By May 16, 2019, Thomas Cook had issued its third profit warning in less than a year, saying discounting and higher fuel and hotel costs will hurt it during the peak summer season.
In August, it agreed a rescue package that would have seen Fosun Tourism take over its tour operations and creditor banks and bondholders acquire its airline.
But that rescue deal has now fallen through, and the company’s collapse has sparked the largest peacetime repatriation effort in UK’s history.
Thomas Cook will be sold as a whole or in parts after its collapse, the company’s second-largest shareholder said today – adding he would see what is offered before deciding whether to buy more assets.
Neset Kockar, who holds an 8% stake in the UK-based travel firm, said Thomas Cook owes “a few hundred million pounds” to Turkish businesses that may not be paid after it is sold.

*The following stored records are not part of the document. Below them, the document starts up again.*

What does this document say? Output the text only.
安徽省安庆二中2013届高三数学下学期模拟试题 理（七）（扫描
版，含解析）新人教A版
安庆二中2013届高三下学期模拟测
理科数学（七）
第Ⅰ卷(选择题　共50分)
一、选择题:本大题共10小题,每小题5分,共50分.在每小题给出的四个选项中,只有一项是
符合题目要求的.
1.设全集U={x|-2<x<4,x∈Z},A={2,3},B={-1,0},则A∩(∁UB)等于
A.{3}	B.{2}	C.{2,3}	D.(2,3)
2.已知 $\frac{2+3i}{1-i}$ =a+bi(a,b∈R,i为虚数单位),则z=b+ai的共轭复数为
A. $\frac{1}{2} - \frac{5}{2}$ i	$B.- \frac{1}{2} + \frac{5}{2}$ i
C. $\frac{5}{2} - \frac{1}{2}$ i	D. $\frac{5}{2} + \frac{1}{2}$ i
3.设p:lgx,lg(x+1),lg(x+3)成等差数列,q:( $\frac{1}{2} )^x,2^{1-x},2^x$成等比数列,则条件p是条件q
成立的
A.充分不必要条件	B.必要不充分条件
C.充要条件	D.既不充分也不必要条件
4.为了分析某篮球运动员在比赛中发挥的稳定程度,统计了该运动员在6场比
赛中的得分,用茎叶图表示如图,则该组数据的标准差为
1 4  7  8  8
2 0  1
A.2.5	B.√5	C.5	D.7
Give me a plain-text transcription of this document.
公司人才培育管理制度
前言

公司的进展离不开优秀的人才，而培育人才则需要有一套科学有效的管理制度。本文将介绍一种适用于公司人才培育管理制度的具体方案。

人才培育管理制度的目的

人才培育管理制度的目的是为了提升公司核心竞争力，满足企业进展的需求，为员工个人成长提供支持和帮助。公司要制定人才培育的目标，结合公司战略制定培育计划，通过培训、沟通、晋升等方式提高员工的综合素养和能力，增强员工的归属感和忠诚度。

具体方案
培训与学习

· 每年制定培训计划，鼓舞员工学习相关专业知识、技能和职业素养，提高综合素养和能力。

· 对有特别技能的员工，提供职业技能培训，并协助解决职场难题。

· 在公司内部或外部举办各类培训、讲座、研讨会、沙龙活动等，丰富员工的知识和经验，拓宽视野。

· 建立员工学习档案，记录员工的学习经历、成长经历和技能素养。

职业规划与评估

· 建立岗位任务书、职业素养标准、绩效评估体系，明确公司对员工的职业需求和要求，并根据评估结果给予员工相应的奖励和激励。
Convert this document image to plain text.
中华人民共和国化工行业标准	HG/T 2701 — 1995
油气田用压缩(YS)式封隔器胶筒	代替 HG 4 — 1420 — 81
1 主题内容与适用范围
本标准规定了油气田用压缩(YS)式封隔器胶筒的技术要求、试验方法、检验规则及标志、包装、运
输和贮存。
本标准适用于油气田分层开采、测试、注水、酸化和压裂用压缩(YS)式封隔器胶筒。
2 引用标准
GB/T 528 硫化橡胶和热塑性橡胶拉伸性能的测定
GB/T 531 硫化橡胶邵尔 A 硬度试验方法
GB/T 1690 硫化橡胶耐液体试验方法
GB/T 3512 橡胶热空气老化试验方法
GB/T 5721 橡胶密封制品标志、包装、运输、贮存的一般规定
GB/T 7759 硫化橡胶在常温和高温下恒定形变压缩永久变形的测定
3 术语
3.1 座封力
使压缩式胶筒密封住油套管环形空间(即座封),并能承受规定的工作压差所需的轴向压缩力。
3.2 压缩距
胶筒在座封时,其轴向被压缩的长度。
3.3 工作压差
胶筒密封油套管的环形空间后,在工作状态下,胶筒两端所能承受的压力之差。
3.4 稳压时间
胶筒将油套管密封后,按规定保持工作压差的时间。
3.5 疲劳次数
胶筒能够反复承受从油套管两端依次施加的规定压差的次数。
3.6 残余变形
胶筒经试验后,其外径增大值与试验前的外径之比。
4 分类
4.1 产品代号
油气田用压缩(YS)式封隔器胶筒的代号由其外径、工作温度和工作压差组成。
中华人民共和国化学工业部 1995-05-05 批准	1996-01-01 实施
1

Kockar is also the chairman of Turkey-based Anex Tour, which caters mainly to tourists from countries such as Russia and Ukraine.
Thomas Cook owes Tunisian hotels £53 million for stays in July and August, the country’s tourism minister Rene Trabelsi told Reuters.
He added that 4,500 British Thomas Cook customers are still in the country.
Tourism is a vital sector for Tunisia’s economy and a key source of foreign currency, and the government had expected another 50,000 Thomas Cook customers to visit this year, he added.
“I will have a meeting on Tuesday with the British Embassy in Tunisia and the hotel owners to see how debt could be redeemed,” Trabelsi said.